The first half of Eric’s life had been nothing like the life he lived now. He’d grown up in an upper-middle class family in London, Ontario. One of the downsides to being from an upper-middle class family is that your parents often have certain expectations as to what you will do as a career. Ever since Eric was 12 years old, and showed a slight interest in science (really, he had just watched Bill Nye when he was bored), Eric’s father had decided that his son was going to be a doctor.

All Eric heard about while he was in high school was how he was going to attend the University of Ottawa for a Bachelor of Science and then enter medical school there. However, by the time Eric had reached Grade 11, he had a major secret to keep. He had discovered that he had little mathematical aptitude, and of course, to study science, you need to be good at math. So he wouldn’t endure his father’s wrath, which he had to endure whenever he got a B instead of an A, and started paying other students to complete the assignments he was given in his advanced-level math courses. When he graduated second in his class and walked across the stage to accept his award with his father looking on proudly (although he did make the snide comment, “Couldn’t you have just scored a point higher to beat the other guy?”), he felt like a complete fraud. He still felt this way in August as he packed up his room and prepared to go to the U of O, which had given him an entrance scholarship to put toward his biochemistry degree.

Eric’s first semester had ended up being a disaster. Just before the final exam period started, he’d been caught cheating. Just like in high school, he’d been paying other students to complete some of his assignments and a professor had finally caught on. Eric was informed that he could not return to university the following semester and that he must have all his stuff moved out of his dorm room by the beginning of Christmas break.

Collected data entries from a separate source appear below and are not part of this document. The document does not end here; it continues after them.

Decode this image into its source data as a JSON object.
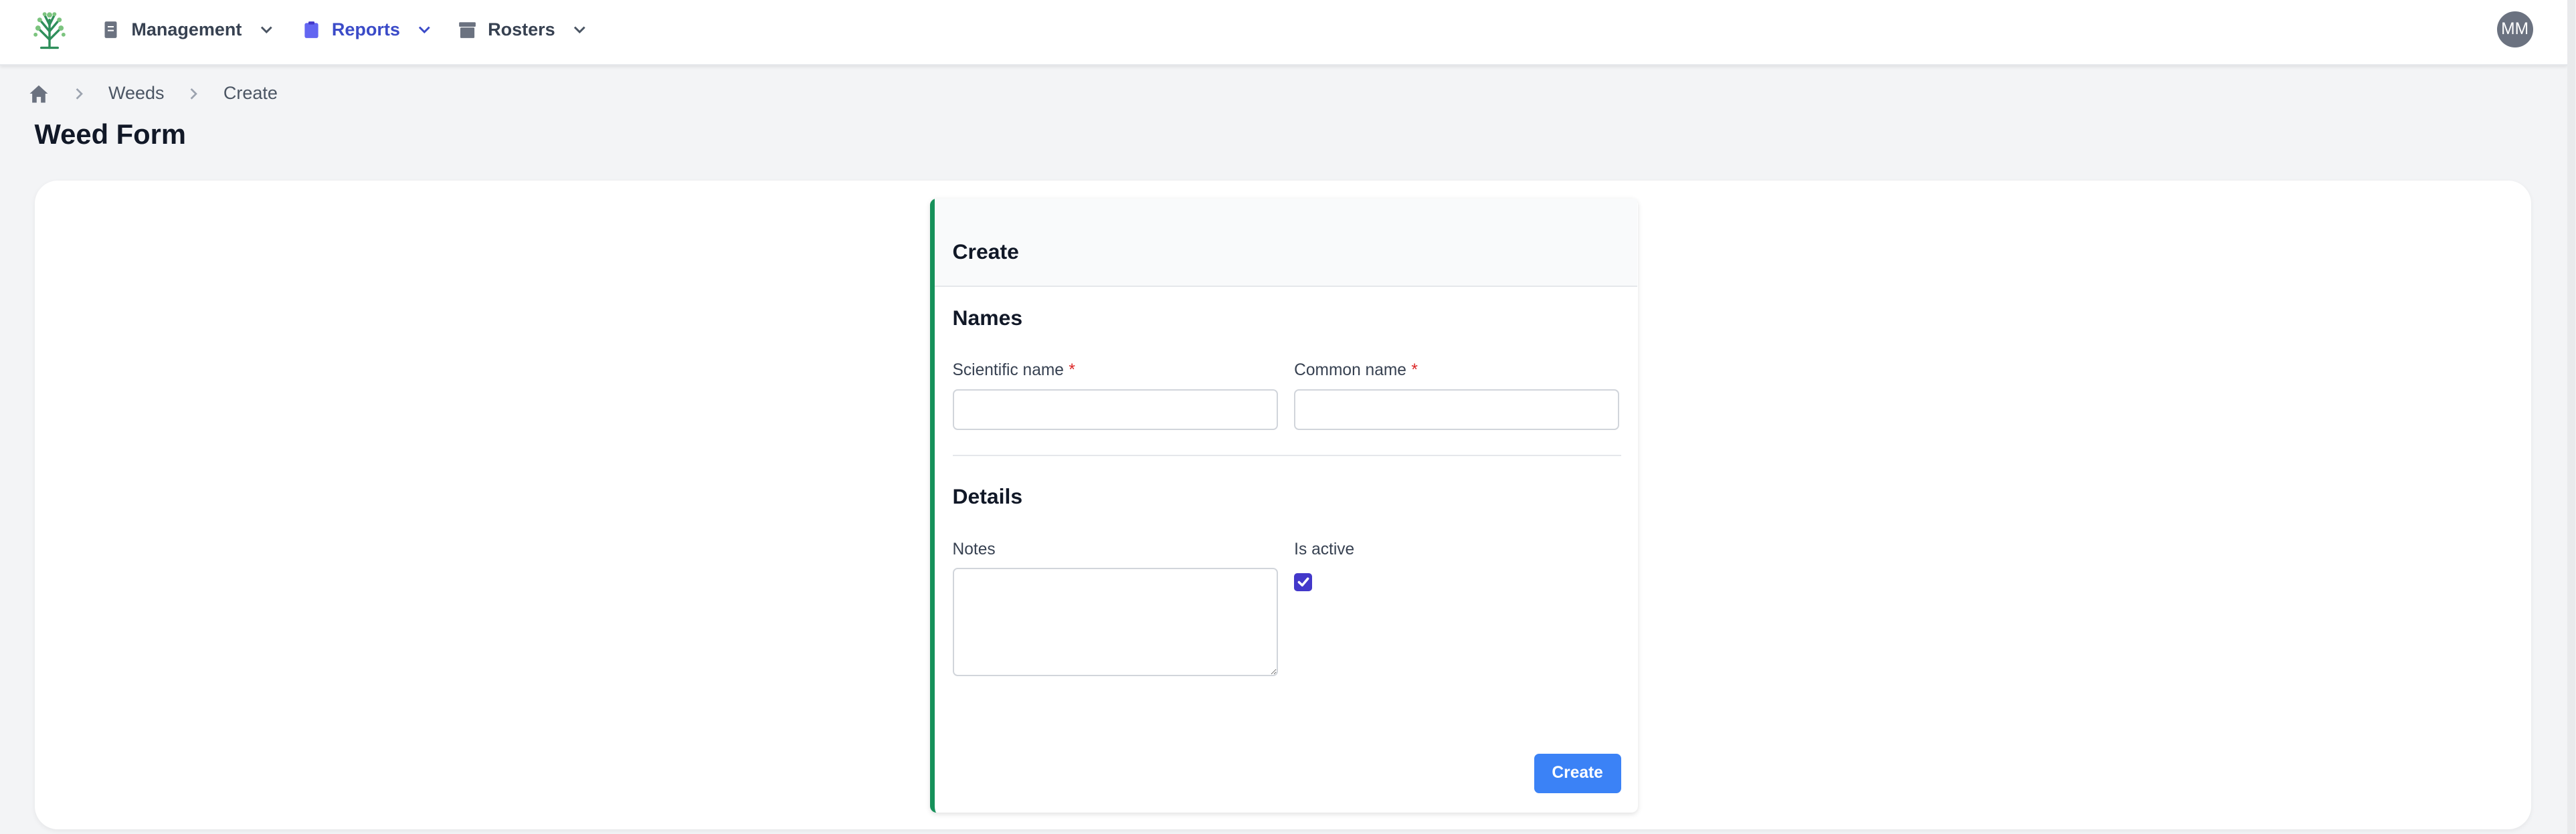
{
  "nav": {
    "items": [
      {
        "label": "Management",
        "icon": "document-icon",
        "active": false
      },
      {
        "label": "Reports",
        "icon": "clipboard-icon",
        "active": true
      },
      {
        "label": "Rosters",
        "icon": "archive-icon",
        "active": false
      }
    ],
    "avatar_initials": "MM",
    "active_color": "#3b4bc8"
  },
  "breadcrumb": {
    "items": [
      "Weeds",
      "Create"
    ]
  },
  "page": {
    "title": "Weed Form"
  },
  "form": {
    "header_title": "Create",
    "accent_color": "#16915a",
    "sections": {
      "names": {
        "title": "Names",
        "scientific_label": "Scientific name",
        "scientific_value": "",
        "common_label": "Common name",
        "common_value": "",
        "required_marker": "*"
      },
      "details": {
        "title": "Details",
        "notes_label": "Notes",
        "notes_value": "",
        "active_label": "Is active",
        "active_checked": true
      }
    },
    "submit_label": "Create",
    "submit_color": "#3b82f6"
  }
}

Eric had returned home for Christmas, acting as if everything at school was going swimmingly. What else could he have done? He just couldn’t have endured the shame that would have been heaped upon him had he admitted what had really happened. His father would have called him a loser, a failure, a fake and a disgrace to the family.

After New Year’s, Eric had reluctantly headed back to Ottawa. Luckily, an off-campus friend had let him move in with him for awhile, so he wasn’t on the streets yet, but after seeing his friend living a normal life and excelling in his courses, depression began to take its toll. Eric applied for a job at a nearby Subway, but was fired after two weeks. Due to the academic grooming he’d been forced to undergo since the age of 12, he had never worked a day in his life, and just wasn’t able to pick up the routine of cashiering and sandwich-making quickly enough. Devastated that he couldn’t do a simple minimum-wage job, he turned to drugs and alcohol for relief, burning through the refund he had received from the university for his dorm room quite quickly. Eventually, his friend couldn’t stand him stumbling around in a stupor any longer and kicked him out of the apartment. That’s when Eric originally found his usual place in front of the McDonald’s. However, he didn’t stay there for long the first time; five days after leaving his friend’s, and after using up the remainder of his stash, Eric brutally beat another man in front of a nightclub and was arrested. Or, at least that’s what the plaintiff’s lawyer said he did at his trial—Eric couldn’t remember a thing about that night. He was sentenced to two years in jail and served them rather quietly. Now, he could barely remember most of the ins and outs of his days in prison. His whole stay seemed like a big blur, except for one significant part.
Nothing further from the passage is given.